Его снова били, бросали в карцер, передачи от матери и дядьки не принимали. Ефим записался на прием к губернатору, объяснял невнятно, пытался вызвать у нею жалость.
— Восков? — спросил губернатор. — Шестнадцать лет? Милейший, да в эти годы миски похлебки в день более чем предостаточно…
— Ваше превосходительство, — вдруг вспыхнул Ефим, — я когда-то в бродячем цирке работал. У нас укротитель одной миской похлебки восемь собачек откармливал. Только они все передохли.
У губернатора побагровела шея. Он встал.
— Господин Восков, если у нас передохнут все социал-демократы, Россия только выиграет.
— Вот и наш цирк тогда выиграл, — весело сказал Ефим. — Распался, как карточная колода. Здравия желаю, вашество…
Передач Семену не разрешили, но суд его выпустил: у полиции опять не хватило улик. На воле его долго не оставляли. Наконец по приказу Болотова Семен выехал в Ялту. Ему предстояло работать в нагорных кварталах, усеянных мелкими мастерскими и лавчонками. Он предвидел, что поднимать на борьбу ремесленников, дорожащих своими маленькими профессиональными секретами, будет куда труднее, чем полтавских кожевников или кременчугских табачников. Но он сам был мастеровым и понимал этих людей.
Две недели он готовил первое подпольное собрание. В полутемном сарае, который примыкал к эстрадной раковине, они спорили полночи. Семен потом признавался товарищам, что когда слово взял старый часовщик, он уж было решил, что все рухнуло.
— Что толку в вашем движении, например, лично для меня? — спросил часовщик. — Моя мастерская на видном месте, у меня полно заказов, до конца жизни без булки с маслом не останусь.
Вошло тревожное молчание.
— У меня тоже руки не дуры, — сказал Семен, — и говорят, что столяров таких в Полтаве не избыток.
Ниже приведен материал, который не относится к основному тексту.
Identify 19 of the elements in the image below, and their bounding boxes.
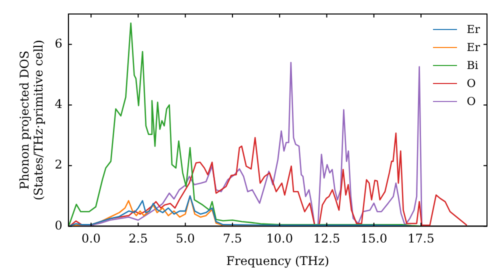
legend-label: Er <box>466 22 480 36</box>
x-tick-label: 15.0 <box>360 232 388 246</box>
legend-label: Bi <box>466 58 478 72</box>
x-tick-label: 0.0 <box>82 232 101 246</box>
x-tick-label: 2.5 <box>128 232 148 246</box>
x-axis-title: Frequency (THz) <box>226 254 330 268</box>
x-tick-label: 10.0 <box>266 232 293 246</box>
legend-label: O <box>466 76 476 90</box>
y-tick-label: 4 <box>54 97 63 112</box>
y-tick-label: 0 <box>54 218 62 232</box>
y-tick-label: 2 <box>54 158 62 172</box>
legend-label: Er <box>466 40 480 54</box>
legend-label: O <box>466 94 476 108</box>
y-tick-label: 6 <box>54 36 62 50</box>
x-tick-label: 12.5 <box>313 232 340 246</box>
y-axis-title: Phonon projected DOS (States/THz·primitive cell) <box>17 40 46 200</box>
x-tick-label: 17.5 <box>408 232 434 246</box>
x-tick-label: 5.0 <box>176 232 195 246</box>
x-tick-label: 7.5 <box>222 232 242 246</box>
Но у меня четверо полуголодных сестер и братьев. Что будет с ними? Что будет с тысячами других детей? А хотите знать! — вдруг горько выкрикнул он. — Полицмейстер получил крупную взятку от трех компаний — галантерейной, портновской и часовой, и многих из вас через неделю-другую лишат аренды лавок под предлогом защиты монархии от бунтовщиков. Тогда вы вспомните, как держались за бублик с маслом.